Tribunal Administratif de Paris — Décision N° TA75-2411491

mardi 28 mai 2024

JuridictionTribunal Administratif de Paris
SectionTribunal Administratif de Paris
N° DossierTA75-2411491
TypeOrdonnance
Avocat requérantCABINET HUG & ABOUKHATER (AARPI)

Texte intégral

Vu la procédure suivante :

Par une requête enregistrée le 7 mai 2024, Mme C A, représentée par Me Hug, demande au juge des référés :

1°) de l'admettre au bénéficie de l'aide juridictionnelle à titre provisoire ;

2°) d'ordonner, sur le fondement des dispositions de l'article L. 521-1 du code de justice administrative, la suspension de l'exécution de la décision par laquelle le préfet de police a accordé le concours de la force publique aux fins d'expulsion de son logement sis 68 rue du Mont-Cenis à Paris ;

3°) de mettre à la charge de l'Etat la somme de 1 200 euros à verser à son conseil au titre de l'article L. 761-1 du code de justice administrative et de l'article 37 de la loi du 10 juillet 1991 ou, en cas de refus d'admission au bénéfice de l'aide juridictionnelle, de lui verser cette somme sur le fondement de l'article L 761-1 du code de justice administrative.

Elle soutient que :

Sur l'urgence :

- la mise en œuvre de l'expulsion du logement qui peut être mise en œuvre à compter du 2 mai 2024 aggraverait de manière grave et immédiate sa situation eu égard à sa particulière vulnérabilité alors qu'elle est handicapée, démunie de ressources et sans solution de relogement.

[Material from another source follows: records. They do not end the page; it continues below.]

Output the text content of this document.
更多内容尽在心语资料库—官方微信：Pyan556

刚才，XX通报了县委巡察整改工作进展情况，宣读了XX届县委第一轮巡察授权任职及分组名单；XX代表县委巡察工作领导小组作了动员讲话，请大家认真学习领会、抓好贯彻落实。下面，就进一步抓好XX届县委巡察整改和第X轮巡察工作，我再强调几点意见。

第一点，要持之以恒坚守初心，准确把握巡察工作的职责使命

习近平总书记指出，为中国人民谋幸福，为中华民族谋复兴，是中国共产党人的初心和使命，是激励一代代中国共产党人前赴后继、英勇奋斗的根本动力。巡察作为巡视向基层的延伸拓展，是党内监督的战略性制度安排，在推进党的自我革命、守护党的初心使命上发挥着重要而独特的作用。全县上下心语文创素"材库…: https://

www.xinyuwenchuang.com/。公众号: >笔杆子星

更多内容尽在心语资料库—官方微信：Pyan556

Sur l'existence d'un doute sérieux quant à la légalité de la décision accordant le concours de la force publique :

- elle est signée par une autorité incompétente ;

- elle est entachée de vices de procédure dès lors que l'huissier instrumentaire n'a pas transmis au préfet une copie du jugement d'expulsion et une copie du commandement de quitter les lieux et en raison d'un défaut d'information préalable de la commission de coordination des actions de prévention des expulsions locatives (CCAPEX) ;

- elle est entachée d'une erreur manifeste d'appréciation au regard des considérations tenant à la sauvegarde de l'ordre public compte tenu de sa particulière vulnérabilité liée à son état de santé, à son handicap (entre 50 et 79%), au viol subi en 2022 et au regard des circonstances survenues postérieurement au jugement d'expulsion telles le suivi médical et psychologique dont elle bénéficie et l'apurement de sa dette locative et la reprise du paiement de son loyer.

Par un mémoire en défense enregistré le 22 mai 2024, le préfet de police conclut au rejet de la requête.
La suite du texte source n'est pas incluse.